I have a fondness for Rohloff hubs, I’ll admit. I have one installed on our tandem recumbent, and one in the WAW. I purchased the Milan GT in November, and I’m the third owner. Apparently it started out with electric assist, I’m guessing a Bafang on the front, in place of a chain ring. Second owner converted it to a 10 speed in the rear, and two chain-rings in front, 34 tooth and 60 tooth. That’s a very big range, and to move all that chain I give up a lot, specifically gears 5 through 10 using the 34 tooth. Beyond gear 5 I’m nearly guaranteed to tangle the chain up in the derailleur.
So right now I only have 14 gears, and have this odd little shift rhythm: in the granny gear up front (I live in hilly country and climb 13% grades) I can go through gears 1-4, then roll both shifters back towards me, to simultaneously shift onto the big ring in front, and to the 36 tooth in the rear.
The Rohloff will give me 14 speeds, in precise 13% increments between gears. But the Rohloff range is much wider, and with the Rohloff the gear selection is indexed inside the hub, so no more messing with shifters trying to get the derailleur indexing correctly. Just some simple cable tensioners if you need to adjust, but I rarely have to adjust them once set.
For me one of the biggest benefits of the Rohloff is being able to shift gears standing still or moving. A slight back off of pedaling force just at the shift makes things simpler, and I’ve already trained myself while riding the WAW. Here’s a video I made that shows a panic stop of sorts; I was flying around the corner about 40 mph, and there’s a slow moving vehicle right in the road! No time to change gears, but with the Rohloff I just shifted when things were calmer…https://vimeo.com/164433986
And naturally one of the reasons I have always been attracted to the Milan is the ability to add the Rohloff. The rear wheel is attached to the velomobile at both ends of the axle and uses a quick release skewer, like most bicycles. (There are quite a few velomobile designs that use a one-sided mounting bolt for the rear wheel.)
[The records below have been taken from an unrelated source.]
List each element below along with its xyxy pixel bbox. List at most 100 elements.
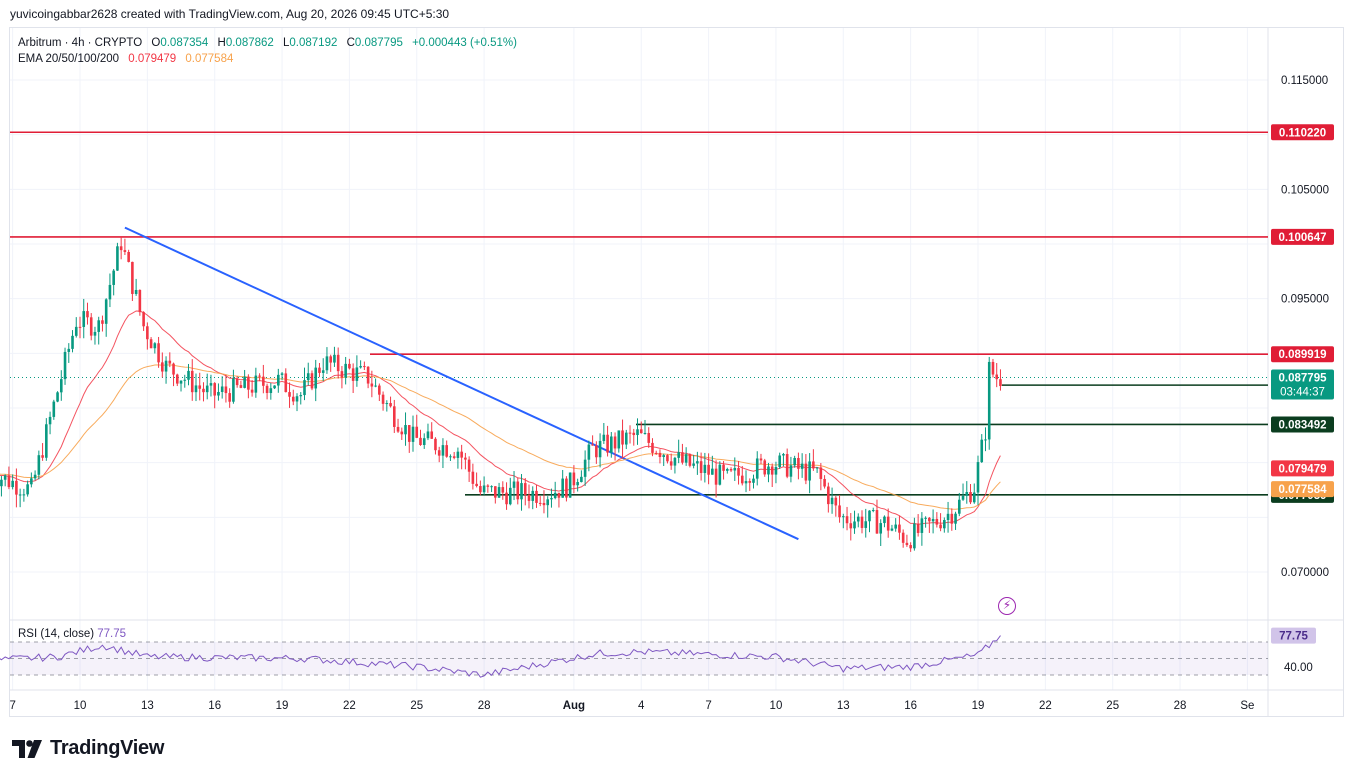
candle-body — [452, 456, 456, 458]
candle-body — [280, 373, 284, 375]
candle-body — [82, 311, 86, 327]
candle-body — [871, 510, 875, 512]
candle-body — [714, 468, 718, 485]
close-label: C — [346, 37, 355, 49]
candle-body — [744, 481, 748, 484]
candle-body — [138, 289, 142, 313]
candle-body — [995, 374, 999, 380]
candle-body — [284, 373, 288, 393]
candle-body — [277, 374, 280, 386]
candle-body — [33, 474, 37, 479]
candle-body — [815, 467, 819, 469]
candle-body — [628, 432, 632, 434]
candle-body — [78, 326, 82, 328]
candle-body — [475, 483, 478, 487]
rsi-label[interactable]: RSI (14, close) — [18, 628, 95, 640]
candle-body — [426, 431, 430, 439]
candle-body — [494, 486, 497, 498]
candle-body — [898, 524, 901, 533]
candle-body — [449, 456, 452, 458]
candle-body — [520, 483, 523, 500]
candle-body — [523, 483, 527, 495]
time-tick-label: 28 — [1174, 700, 1187, 712]
candle-body — [205, 385, 209, 393]
candle-body — [243, 376, 246, 388]
candle-body — [407, 425, 411, 442]
candle-body — [883, 516, 886, 524]
candle-body — [681, 452, 684, 463]
candle-body — [770, 466, 774, 475]
candle-body — [763, 460, 767, 475]
candle-body — [97, 320, 101, 332]
candle-body — [258, 375, 261, 377]
candle-body — [568, 472, 572, 498]
rsi-value-tag-bg — [1271, 627, 1316, 644]
ohlc-row: Arbitrum · 4h · CRYPTO O0.087354 H0.0878… — [18, 35, 517, 51]
candle-body — [460, 451, 463, 458]
time-tick-label: 19 — [276, 700, 289, 712]
grid — [10, 28, 1344, 717]
level-tag-0.083492-bg — [1271, 416, 1334, 433]
tradingview-logo-icon — [12, 739, 42, 758]
candle-body — [737, 468, 740, 476]
candle-body — [56, 392, 59, 402]
rsi-band — [10, 642, 1268, 675]
candle-body — [340, 371, 344, 378]
open-label: O — [151, 37, 161, 49]
candle-body — [928, 517, 931, 522]
candle-body — [321, 370, 325, 373]
candle-body — [610, 436, 613, 453]
candle-body — [224, 386, 228, 394]
time-tick-label: 4 — [638, 700, 645, 712]
close-value: 0.087795 — [354, 37, 403, 49]
candle-body — [819, 467, 823, 479]
candle-body — [617, 430, 621, 449]
time-tick-label: 16 — [208, 700, 221, 712]
candle-body — [26, 484, 29, 495]
time-tick-label: 22 — [1039, 700, 1052, 712]
candle-body — [239, 385, 243, 388]
candle-body — [288, 392, 291, 397]
candle-body — [59, 379, 63, 393]
candle-body — [134, 289, 138, 294]
candle-body — [175, 374, 179, 384]
candle-body — [677, 452, 680, 458]
candle-body — [920, 518, 924, 533]
candle-body — [430, 431, 434, 439]
candle-body — [894, 524, 897, 529]
level-tag-0.083492-text: 0.083492 — [1279, 419, 1327, 431]
price-tick-label: 0.095000 — [1281, 294, 1329, 306]
candle-body — [71, 335, 74, 349]
chart-frame — [9, 27, 1344, 717]
candle-body — [471, 471, 475, 484]
candle-body — [116, 246, 119, 271]
ema-label[interactable]: EMA 20/50/100/200 — [18, 53, 120, 65]
candle-body — [800, 463, 804, 469]
horizontal-levels — [10, 131, 1268, 496]
candle-body — [946, 513, 950, 521]
price-tag-0.077584-text: 0.077584 — [1279, 484, 1328, 496]
candle-body — [254, 375, 258, 393]
candle-body — [30, 478, 33, 485]
candle-body — [591, 444, 594, 446]
candle-body — [74, 326, 78, 336]
level-tag-0.110220-bg — [1271, 124, 1334, 141]
candle-body — [37, 455, 41, 475]
candle-body — [954, 513, 957, 524]
candle-body — [464, 457, 467, 460]
symbol-label[interactable]: Arbitrum · 4h · CRYPTO — [18, 37, 143, 49]
time-tick-label: 10 — [74, 700, 87, 712]
candle-body — [187, 370, 190, 380]
ema-20-value: 0.079479 — [128, 53, 177, 65]
candle-body — [583, 459, 587, 477]
candle-body — [411, 426, 415, 442]
lightning-alert-icon[interactable]: ⚡ — [998, 597, 1016, 615]
candle-body — [905, 542, 909, 546]
low-label: L — [283, 37, 290, 49]
candle-body — [262, 376, 265, 386]
candle-body — [344, 363, 347, 378]
candle-body — [778, 455, 781, 468]
candle-body — [63, 351, 67, 380]
candle-body — [235, 378, 239, 386]
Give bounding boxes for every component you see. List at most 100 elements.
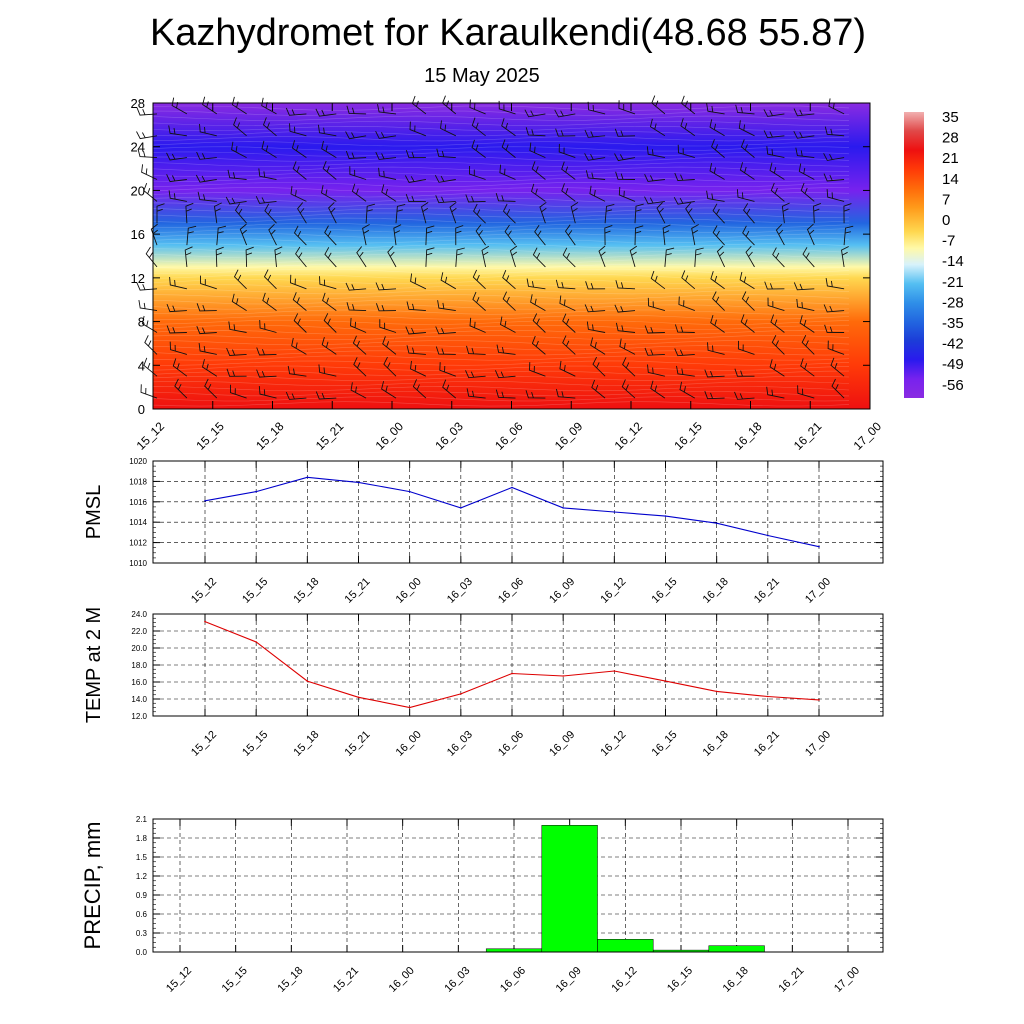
wind-barb bbox=[554, 109, 576, 118]
wind-barb bbox=[801, 334, 815, 355]
colorbar-label: -28 bbox=[942, 294, 964, 311]
wind-barb bbox=[561, 161, 576, 180]
x-tick-label: 17_00 bbox=[832, 965, 862, 995]
wind-barb bbox=[739, 271, 755, 290]
wind-barb bbox=[469, 317, 486, 333]
x-tick-label: 15_21 bbox=[343, 576, 373, 606]
wind-barb bbox=[676, 365, 695, 377]
wind-barb bbox=[712, 291, 725, 311]
wind-barb bbox=[709, 119, 725, 137]
precip-panel: 0.0 0.3 0.6 0.9 1.2 1.5 1.8 2.1 15_12 15_15 15_18 1… bbox=[80, 815, 884, 995]
wind-barb bbox=[647, 297, 666, 312]
wind-barb bbox=[589, 185, 606, 202]
wind-barb bbox=[737, 340, 755, 355]
x-tick-label: 16_09 bbox=[547, 576, 577, 606]
wind-barb bbox=[197, 191, 217, 202]
x-tick-label: 16_12 bbox=[612, 419, 646, 453]
wind-barb bbox=[393, 224, 402, 246]
wind-barb bbox=[621, 379, 636, 399]
wind-barb bbox=[806, 223, 815, 246]
plot-frame bbox=[152, 818, 884, 953]
y-tick-label: 1016 bbox=[129, 498, 147, 507]
wind-barb bbox=[584, 129, 606, 138]
wind-barb bbox=[495, 192, 516, 202]
wind-barb bbox=[345, 131, 367, 140]
x-tick-label: 15_15 bbox=[193, 419, 227, 453]
wind-barb bbox=[350, 382, 367, 399]
isotherm-contour bbox=[152, 355, 850, 361]
isotherm-contour bbox=[152, 217, 850, 223]
x-tick-label: 16_09 bbox=[554, 965, 584, 995]
x-tick-label: 17_00 bbox=[851, 419, 885, 453]
wind-barb bbox=[502, 270, 516, 290]
wind-barb bbox=[297, 202, 307, 224]
data-point bbox=[767, 695, 769, 698]
wind-barb bbox=[499, 316, 516, 333]
chart-date: 15 May 2025 bbox=[424, 65, 540, 87]
y-axis-label: TEMP at 2 M bbox=[83, 607, 105, 723]
wind-barb bbox=[644, 174, 665, 182]
wind-barb bbox=[706, 103, 725, 115]
wind-barb bbox=[824, 126, 845, 137]
wind-barb bbox=[168, 190, 187, 202]
colorbar-label: 14 bbox=[942, 171, 959, 188]
colorbar-label: -21 bbox=[942, 274, 964, 291]
wind-barb bbox=[290, 274, 307, 290]
isotherm-contour bbox=[152, 171, 850, 177]
isotherm-contour bbox=[152, 161, 850, 167]
wind-barb bbox=[831, 378, 845, 399]
wind-barb bbox=[425, 225, 435, 246]
wind-barb bbox=[328, 202, 337, 224]
y-tick-label: 1020 bbox=[129, 457, 147, 466]
wind-barb bbox=[412, 379, 427, 399]
wind-barb bbox=[735, 104, 755, 115]
wind-barb bbox=[216, 225, 227, 246]
x-tick-label: 16_06 bbox=[496, 576, 526, 606]
wind-barb bbox=[395, 203, 406, 224]
wind-barb bbox=[262, 292, 277, 311]
wind-barb bbox=[437, 300, 456, 312]
x-tick-label: 15_18 bbox=[291, 729, 321, 759]
wind-barb bbox=[387, 245, 397, 268]
wind-barb bbox=[502, 291, 516, 311]
wind-barb bbox=[345, 282, 367, 291]
wind-barb bbox=[494, 370, 516, 379]
isotherm-contour bbox=[152, 233, 850, 239]
y-tick-label: 20 bbox=[131, 183, 145, 198]
wind-barb bbox=[532, 247, 546, 268]
wind-barb bbox=[315, 391, 337, 400]
wind-barb bbox=[716, 245, 726, 268]
wind-barb bbox=[465, 370, 486, 379]
wind-barb bbox=[644, 347, 665, 356]
wind-barb bbox=[473, 203, 486, 224]
x-tick-label: 16_21 bbox=[791, 419, 825, 453]
wind-barb bbox=[679, 381, 696, 399]
wind-barb bbox=[169, 276, 188, 290]
wind-barb bbox=[823, 153, 845, 161]
wind-barb bbox=[615, 171, 636, 180]
wind-barb bbox=[704, 369, 725, 378]
wind-barb bbox=[295, 246, 307, 268]
plot-frame bbox=[152, 613, 884, 717]
isotherm-contour bbox=[152, 192, 850, 198]
wind-barb bbox=[233, 269, 247, 290]
wind-barb bbox=[531, 335, 546, 355]
wind-barb bbox=[604, 224, 613, 246]
wind-barb bbox=[584, 304, 606, 313]
wind-barb bbox=[375, 151, 397, 160]
wind-barb bbox=[587, 101, 606, 115]
isotherm-contour bbox=[152, 212, 850, 218]
y-axis-label: PMSL bbox=[83, 485, 105, 539]
isotherm-contour bbox=[152, 309, 850, 315]
isotherm-contour bbox=[152, 243, 850, 249]
wind-barb bbox=[742, 225, 755, 246]
wind-barb bbox=[740, 314, 755, 333]
isotherm-contour bbox=[152, 304, 850, 310]
wind-barb bbox=[472, 291, 486, 311]
wind-barb bbox=[322, 292, 337, 311]
data-point bbox=[306, 476, 309, 479]
wind-barb bbox=[827, 340, 845, 355]
wind-barb bbox=[530, 183, 546, 202]
y-tick-label: 22.0 bbox=[131, 627, 147, 636]
wind-barb bbox=[678, 296, 695, 312]
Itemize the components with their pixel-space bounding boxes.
The wheel attaches onto the hanger brackets situated at the end of a large U shaped metal piece, the chainstay. The lower end of the shock absorbers also bolt on to the chainstay. The front end of the chainstay is held in place on some vinyl bushings, and the bushings are on a bracket bolted through the floor.
Unfortunately the torque arm anchor point (or called something like that) is not on this yellow arm, so I had to remove the chainstay from the velomobile, and weld on an appropriate piece.
I have been trying to get this maintenance sling figured out so it works more gracefully, but for now, just accept that I have the Milan upside down in a sling, and that it was easy to get it there 🙂
This is a much easier way to work on a lot of the things in a velomobile. I use that yellow rolling seat and wear a good headlamp! This was the best way to remove the chainstay. The photo below shows the Rohloff hub set in the drop-outs. Directly above the drop-out on this side is the torque arm for the hub. You have to keep that from rotating for the hub to function! So I needed to weld an arm onto the yellow chainstay, and I have a shoulder bolt that will work perfectly as the anchor point.
You can change where this torque arm faces, and I felt that it should point straight up as seen here, this will be simplest to line up when putting the rear wheel into the velomobile. It’s a very narrow space to get a wheel and your hand in there!
I looked around in my scrap metal bin and found a suitable piece of flat stock that was very thick and sturdy. Then I ground down the paint in the affected area on the chainstay, and welded my brace on (and very glad that I took my welder in for repairs back when I didn’t need it 😉 ) Cleaned up and painted, and ready to go back into the velomobile.
Now I needed to install the shifter and selector box. On derailleur systems the derailleur and associated cable run to the right side of the rear wheel. The Rohloff selector box and cables run to the left side of the wheel. I cut the cables for the rear derailleur and removed the twist index rear shifter, and put a new Rohloff shifter onto the tiller.
Installed new cables and cable housings for the Rohloff (had to review the videos on Youtube again). Everything seemed fine and ready to move forward.
But here’s where I ran into the glitch; the thickness of the drop-outs, the width of the hub, and the limits of the standard chain tensioner mounting bolt meant I couldn’t get the drive cog and tensioner lined up correctly. Rohloff uses a chain tensioner that takes up slack in the chain as well as keeping tension, and is absolutely necessary if you have multiple chain rings in the front. The tensioner comes with spacer washers, so you can line things up well, at least typically you can. Unfortunately I need a special longer mounting bolt, so I’m stuck waiting for the longer bolt to arrive (and I’ll install a new tensioner, this one is used and the idler wheels are pretty tired.)
So since I was stuck at this point waiting for parts, I decided to put the derailleur system BACK in, and run new cable and housing, so I could continue to ride while waiting.
However, when you install cables for a Rohloff shifter, they really mash down the ends of the cable, so it is very difficult to remove and then re-use those cables. So I decided to leave the Rohloff shifter installed, move it in toward the center of the tiller handle as far as it could, and then installed the derailleur shifter outboard of that!